1. Academic Validation
  2. [Reversing effect of brassinolide on multidrug resistance of-CCRF-VCR1000 cells and a preliminary investigation on its mechanisms]

[Reversing effect of brassinolide on multidrug resistance of-CCRF-VCR1000 cells and a preliminary investigation on its mechanisms]

  • Yao Xue Xue Bao. 2005 Feb;40(2):117-21.
Li-jian Xian 1 Yong-qiang Li Ran-yi Liu Qi-yuan Cao Jian Sun
Affiliations

Affiliation

  • 1 Cancer Center, Sun Yat-sen University, Guangzhou 510060, China. lj_xian@yahoo.com
PMID: 15875665
Abstract

Aim: To investigate the effect of Brassinolide, a plant growth modulator, on multidrug resistance (MDR) of human T lymphoblastoid cell line CCRF-VCR 1000 which was obtained by progressively addition of vincristine (VCR) to sensitive CCRF-CEM cells, and to explore preliminarily the mechanism of reversing action.

Methods: MTT method was used to detect the resistant factor of resistant cell line and the reversing fold after addition of Brassinolide. The intracellular accumulation of rhodamine 123, a Fluorescent Dye transported by P-glycoprotein was detected by flow cytometry, the catalytic activity of Topoisomerase II was assessed by Sulliven method to find the effect of Brassinolide on resistance. The protein expression of p53 was measured using Western blotting in the sensitive cells and resistant cells to explore the effect of Brassinolide.
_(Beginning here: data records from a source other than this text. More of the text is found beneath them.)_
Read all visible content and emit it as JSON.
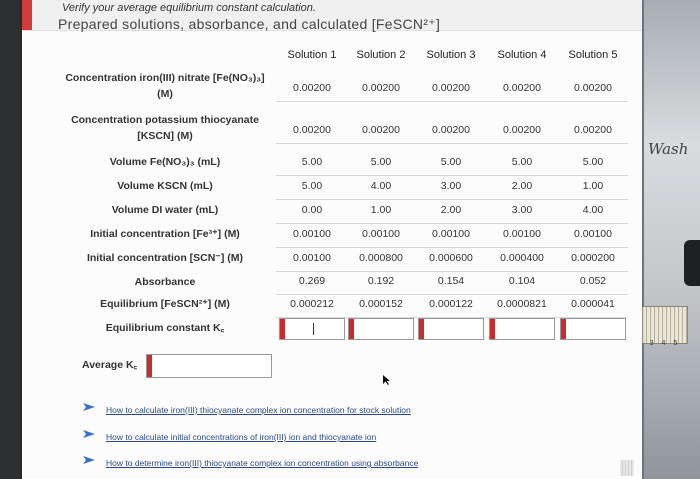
{
  "header": {
    "instruction": "Verify your average equilibrium constant calculation.",
    "title_fragment": "Prepared solutions, absorbance, and calculated [FeSCN²⁺]"
  },
  "columns": [
    "Solution 1",
    "Solution 2",
    "Solution 3",
    "Solution 4",
    "Solution 5"
  ],
  "rows": [
    {
      "label": "Concentration iron(III) nitrate [Fe(NO₃)₃] (M)",
      "values": [
        "0.00200",
        "0.00200",
        "0.00200",
        "0.00200",
        "0.00200"
      ]
    },
    {
      "label": "Concentration potassium thiocyanate [KSCN] (M)",
      "values": [
        "0.00200",
        "0.00200",
        "0.00200",
        "0.00200",
        "0.00200"
      ]
    },
    {
      "label": "Volume Fe(NO₃)₃ (mL)",
      "values": [
        "5.00",
        "5.00",
        "5.00",
        "5.00",
        "5.00"
      ]
    },
    {
      "label": "Volume KSCN (mL)",
      "values": [
        "5.00",
        "4.00",
        "3.00",
        "2.00",
        "1.00"
      ]
    },
    {
      "label": "Volume DI water (mL)",
      "values": [
        "0.00",
        "1.00",
        "2.00",
        "3.00",
        "4.00"
      ]
    },
    {
      "label": "Initial concentration [Fe³⁺] (M)",
      "values": [
        "0.00100",
        "0.00100",
        "0.00100",
        "0.00100",
        "0.00100"
      ]
    },
    {
      "label": "Initial concentration [SCN⁻] (M)",
      "values": [
        "0.00100",
        "0.000800",
        "0.000600",
        "0.000400",
        "0.000200"
      ]
    },
    {
      "label": "Absorbance",
      "values": [
        "0.269",
        "0.192",
        "0.154",
        "0.104",
        "0.052"
      ]
    },
    {
      "label": "Equilibrium [FeSCN²⁺] (M)",
      "values": [
        "0.000212",
        "0.000152",
        "0.000122",
        "0.0000821",
        "0.000041"
      ]
    },
    {
      "label": "Equilibrium constant K꜀",
      "values": [
        "",
        "",
        "",
        "",
        ""
      ]
    }
  ],
  "average": {
    "label": "Average K꜀",
    "value": ""
  },
  "links": [
    "How to calculate iron(III) thiocyanate complex ion concentration for stock solution",
    "How to calculate initial concentrations of iron(III) ion and thiocyanate ion",
    "How to determine iron(III) thiocyanate complex ion concentration using absorbance"
  ],
  "background": {
    "label_text": "Wash",
    "ruler_numbers": "1 2 3 4 5"
  },
  "colors": {
    "accent_red": "#cc2b2b",
    "link_blue": "#2b4a8c",
    "text": "#333333"
  }
}
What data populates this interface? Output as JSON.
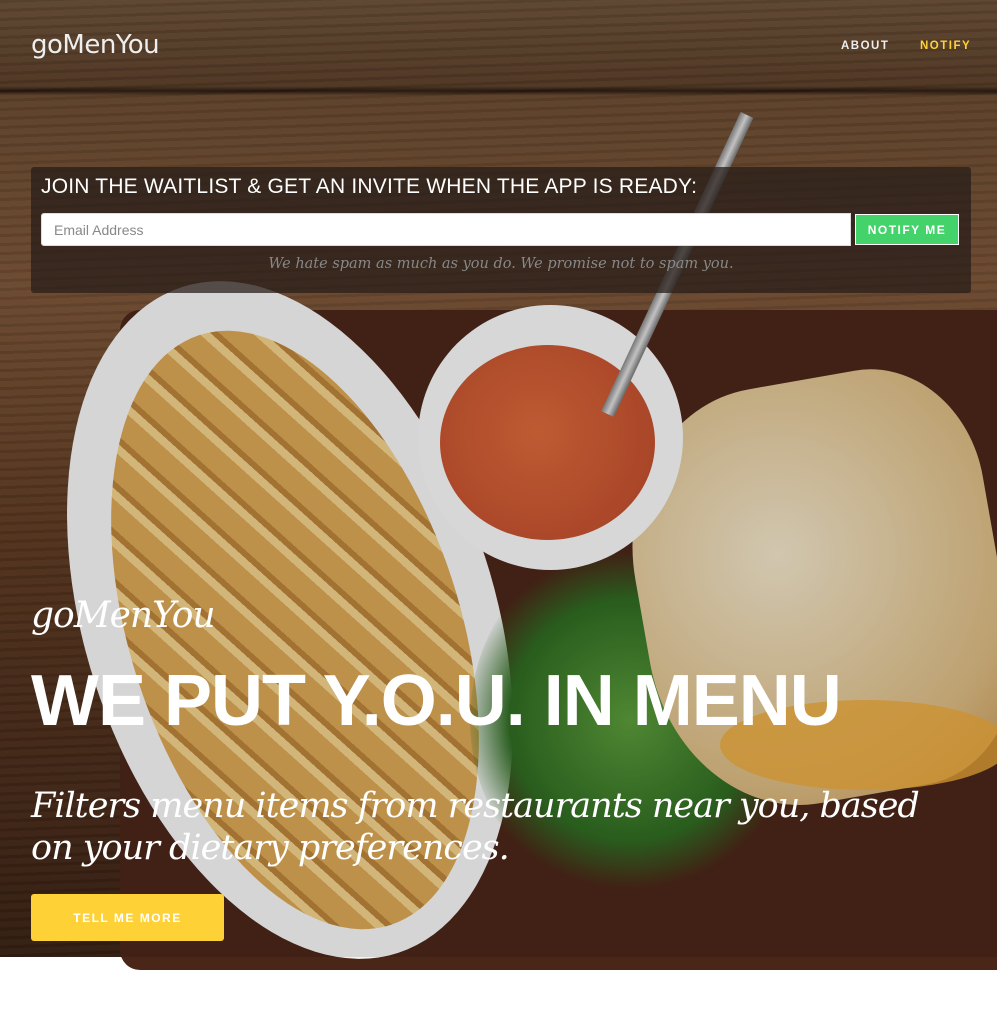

Results: The resistant factors of CCRF-VCR cells on adriamycin, VP-16 and VCR are respectively as 153.1, 55.9 and 8123.1 folds comparing to the sensitive cell line CCRF-CEM. After treatment of Brassinolide under the concentration of 0.001 - 10.0 microg x mL(-1), the resistance of CCRF-VCR was reversed partly with the reversing folds respectively as 4.4 - 11.6. The intracellular accumulation of rhodamine 123 was significantly reduced in the resistant cells. After treatment of Brassinolide, the accumulation increased, the level of Fluorescent Dye was situated between resistant cells and sensitive cells. No alteration of the catalytic activity of Topoisomerase II was found among three groups. The level of protein expression of p53 in resistant cells was higher than that of sensitive cells. After Brassinolide treatment, the expression of p53 in CCRF-VCR cells restored to the level of sensitive cells.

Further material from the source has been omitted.